In Abia alone, the report notes that women account for 52.02 percent of informal employment, yet remain completely absent from lawmaking.
The report links this imbalance to weak party commitment, poor candidate recruitment structures and the monetisation of politics, which disadvantage women at the primaries. While governors appoint women into visible executive roles, political parties remain the main gatekeepers of electoral power, and they continue to nominate mostly male candidates.
Despite widespread public-sector inclusion, the report concludes that “Nigerian subnationals still have a long way to go to improve women’s representation in politics.”
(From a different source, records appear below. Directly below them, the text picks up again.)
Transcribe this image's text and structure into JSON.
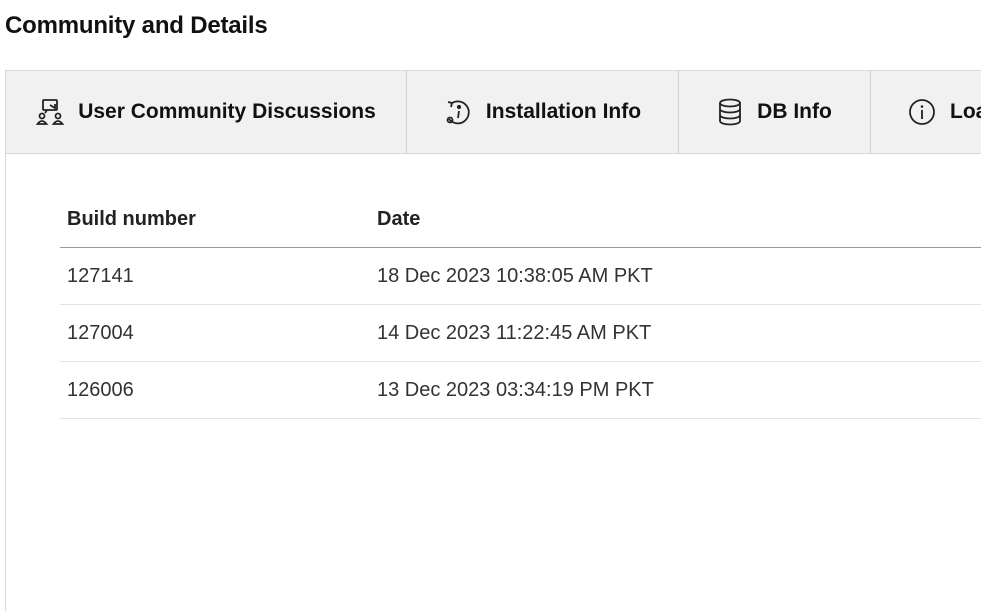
{
  "page": {
    "title": "Community and Details"
  },
  "tabs": [
    {
      "label": "User Community Discussions",
      "icon": "community-icon"
    },
    {
      "label": "Installation Info",
      "icon": "installation-info-icon"
    },
    {
      "label": "DB Info",
      "icon": "database-icon"
    },
    {
      "label": "Loa",
      "icon": "info-icon"
    }
  ],
  "table": {
    "headers": {
      "build_number": "Build number",
      "date": "Date"
    },
    "rows": [
      {
        "build_number": "127141",
        "date": "18 Dec 2023 10:38:05 AM PKT",
        "highlighted": true
      },
      {
        "build_number": "127004",
        "date": "14 Dec 2023 11:22:45 AM PKT"
      },
      {
        "build_number": "126006",
        "date": "13 Dec 2023 03:34:19 PM PKT"
      }
    ]
  },
  "colors": {
    "highlight": "#ffe600",
    "tabbar_bg": "#f1f1f1"
  }
}
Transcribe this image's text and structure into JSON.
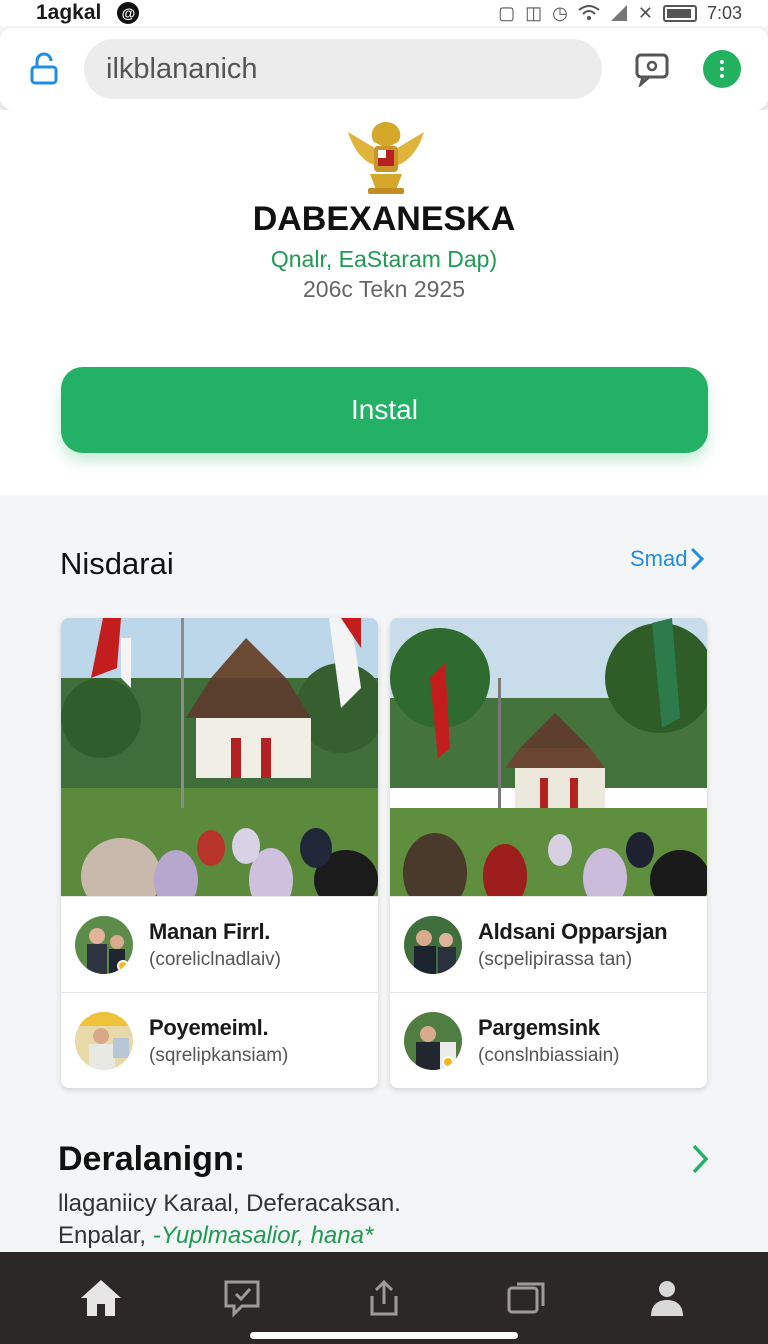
{
  "status_bar": {
    "carrier": "1agkal",
    "time": "7:03",
    "icons": [
      "dnd-icon",
      "vibrate-icon",
      "alarm-icon",
      "wifi-icon",
      "signal-icon",
      "no-sim-icon",
      "battery-icon"
    ]
  },
  "browser": {
    "url": "ilkblananich",
    "icons": [
      "lock-icon",
      "chat-icon",
      "menu-dots-icon"
    ]
  },
  "app": {
    "title": "DABEXANESKA",
    "subtitle": "Qnalr, EaStaram Dap)",
    "meta": "206c Tekn 2925",
    "install_label": "Instal"
  },
  "section": {
    "title": "Nisdarai",
    "see_all": "Smad"
  },
  "cards": [
    {
      "people": [
        {
          "name": "Manan Firrl.",
          "role": "(coreliclnadlaiv)"
        },
        {
          "name": "Poyemeiml.",
          "role": "(sqrelipkansiam)"
        }
      ]
    },
    {
      "people": [
        {
          "name": "Aldsani Opparsjan",
          "role": "(scpelipirassa tan)"
        },
        {
          "name": "Pargemsink",
          "role": "(conslnbiassiain)"
        }
      ]
    }
  ],
  "description": {
    "title": "Deralanign:",
    "line1": "llaganiicy Karaal, Deferacaksan.",
    "line2_prefix": "Enpalar, ",
    "line2_link": "-Yuplmasalior, hana*"
  },
  "bottom_nav": [
    "home-icon",
    "feedback-icon",
    "share-icon",
    "windows-icon",
    "profile-icon"
  ],
  "colors": {
    "accent_green": "#23b165",
    "link_blue": "#1f8de0",
    "nav_bg": "#2c2828"
  }
}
The unending advocate for reserved seats for women
For years, attempts by the National Assembly to pass legislation that would guarantee reserved seats for women in the legislative arm have stalled. The latest effort, the Reserved Seats for Women Bill, is currently before the federal parliament as a proposed constitutional amendment designed to expand women’s representation by creating additional seats exclusively for female lawmakers in the Senate, House of Representatives and the State Houses of Assemblies.
The bill seeks to introduce a temporary affirmative action framework to correct long-standing gender imbalance in Nigeria’s elected institutions.
Speaking at a recent press conference in Abuja, Chioma Onyenucheya-Uko, chairperson of the Abuja chapter of the International Federation of Women Lawyers (FIDA), described the initiative as a necessary structural reform. “Reserved seats for women is not a gift; it is a corrective tool, a long-overdue restructuring, and an investment in national stability and inclusive governance,” she said.
At a separate advocacy event in the federal capital, Imaan Sulaiman-Ibrahim, minister of Women Affairs and Social Development, alongside other gender rights advocates, warned that Nigeria’s democratic development remains incomplete without women’s full inclusion in decision-making spaces.
Urging lawmakers to fast-track the bill, the minister highlighted the scale of the disparity in representation. “Nigeria has more than 104 million women, yet only 21 women currently sit in the National Assembly,” she said.
“Four are in the Senate. Seventeen are in the House of Representatives. Only 48 of 991 state legislators are women. Thirteen state assemblies have no woman at all.”